TREXIM CORPORATION Vs. FORTIS SECURITIES LTD

Decided On January 10, 2012
TREXIM CORPORATION Appellant
V/S
FORTIS SECURITIES LTD. Respondents

JUDGEMENT

(1.) The challenge in this petition under Section 34 of the Arbitration and Conciliation Act, 1996 ('Act') is to an Award dated 28 th October 2004 passed by the Arbitral Tribunal constituted under the Bye Laws, Rules and Regulations of the National Stock Exchange of India Ltd. ('NSEIL'). By the impugned Award the Arbitral Tribunal allowed the claims of the Respondent and directed that the Petitioner would pay to the Respondent a sum of Rs. 43,15,797.06 together with simple interest @ 12% per annum from 1 st April 2000 till the date of the payment.

(2.) The Petitioner Trexim Corporation ('Trexim') states that it had certain transactions with the Respondent Fortis Securities Ltd. ('Fortis') in sale and purchase of shares from December 1997 onwards. The dealings between the parties were in accordance with the Contract Notes that were duly acknowledged and confirmed in writing. Trexim and its partner Mr. Arvind Kapur appended signatures to a Member-Constituent Agreement dated 11 th February 1998. While the case of Trexim was that the parties stopped transacting after December 1999, barring a few transactions in January 2000, Fortis maintained that the transactions continued in February and March 2000. Fortis' claim before the Arbitral Tribunal of the NSEIL was that for the transactions between January and March 2000, Trexim owed it a sum of Rs. 80,16,602.83 together with interest at 24% per annum with effect from 22 nd March 2000 till the date of payment. Trexim on the other hand denied that the transactions for which the claim was raised were entered into on its behalf by Fortis.

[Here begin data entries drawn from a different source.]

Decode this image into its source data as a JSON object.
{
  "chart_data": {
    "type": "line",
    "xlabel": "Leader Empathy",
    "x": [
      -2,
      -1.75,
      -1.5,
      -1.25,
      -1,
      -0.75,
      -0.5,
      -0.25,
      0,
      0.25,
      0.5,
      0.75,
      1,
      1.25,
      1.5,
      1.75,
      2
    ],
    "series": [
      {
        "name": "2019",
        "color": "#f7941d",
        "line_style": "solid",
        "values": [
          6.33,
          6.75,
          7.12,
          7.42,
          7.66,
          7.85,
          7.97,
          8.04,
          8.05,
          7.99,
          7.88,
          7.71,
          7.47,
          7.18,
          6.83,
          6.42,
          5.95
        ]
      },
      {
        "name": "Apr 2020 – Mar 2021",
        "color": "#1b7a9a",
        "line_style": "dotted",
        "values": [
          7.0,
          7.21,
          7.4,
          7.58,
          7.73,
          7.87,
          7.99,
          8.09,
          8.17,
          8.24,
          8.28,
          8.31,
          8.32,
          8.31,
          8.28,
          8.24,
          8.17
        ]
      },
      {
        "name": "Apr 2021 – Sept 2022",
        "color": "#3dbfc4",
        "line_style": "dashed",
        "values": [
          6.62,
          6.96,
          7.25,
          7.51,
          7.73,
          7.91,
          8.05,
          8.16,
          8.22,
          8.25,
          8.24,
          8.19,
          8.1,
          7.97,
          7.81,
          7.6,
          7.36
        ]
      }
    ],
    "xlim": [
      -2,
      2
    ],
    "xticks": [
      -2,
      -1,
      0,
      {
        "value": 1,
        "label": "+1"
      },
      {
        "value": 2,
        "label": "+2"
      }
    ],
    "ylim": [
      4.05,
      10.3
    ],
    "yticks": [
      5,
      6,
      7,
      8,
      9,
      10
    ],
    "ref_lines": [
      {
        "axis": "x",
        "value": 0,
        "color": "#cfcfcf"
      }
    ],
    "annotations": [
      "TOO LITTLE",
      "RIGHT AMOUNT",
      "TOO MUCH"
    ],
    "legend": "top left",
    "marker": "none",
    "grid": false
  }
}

(3.) Trexim's preliminary objection to the constitution of the Arbitral Tribunal was rejected by it by an order dated 18 th January 2002. In the final Award dated 28 th October 2004 the Arbitral Tribunal negatived Trexim's further preliminary objections to its jurisdiction to entertain Fortis' claims. It held that inasmuch as Bye Law 1 (a) of the NSEIL's byelaws provided that all dealings on the NSE were automatically subject to arbitration under the NSEIL Bye Laws, Rules and Regulations, and the MCA between Trexim and Fortis also mentioned that all dealings between them on the NSE shall be subject to its bye laws, there was in effect an arbitration agreement between the parties. Trexim's contention that the disputes could only pertain to transactions on the NSE was accepted by the Arbitral Tribunal. It was however observed that if Fortis was prepared to give credit to Trexim for any money due to Trexim even though arising outside NSE transactions, there could be no objection as Fortis was voluntarily giving up its claim by way of adjustment.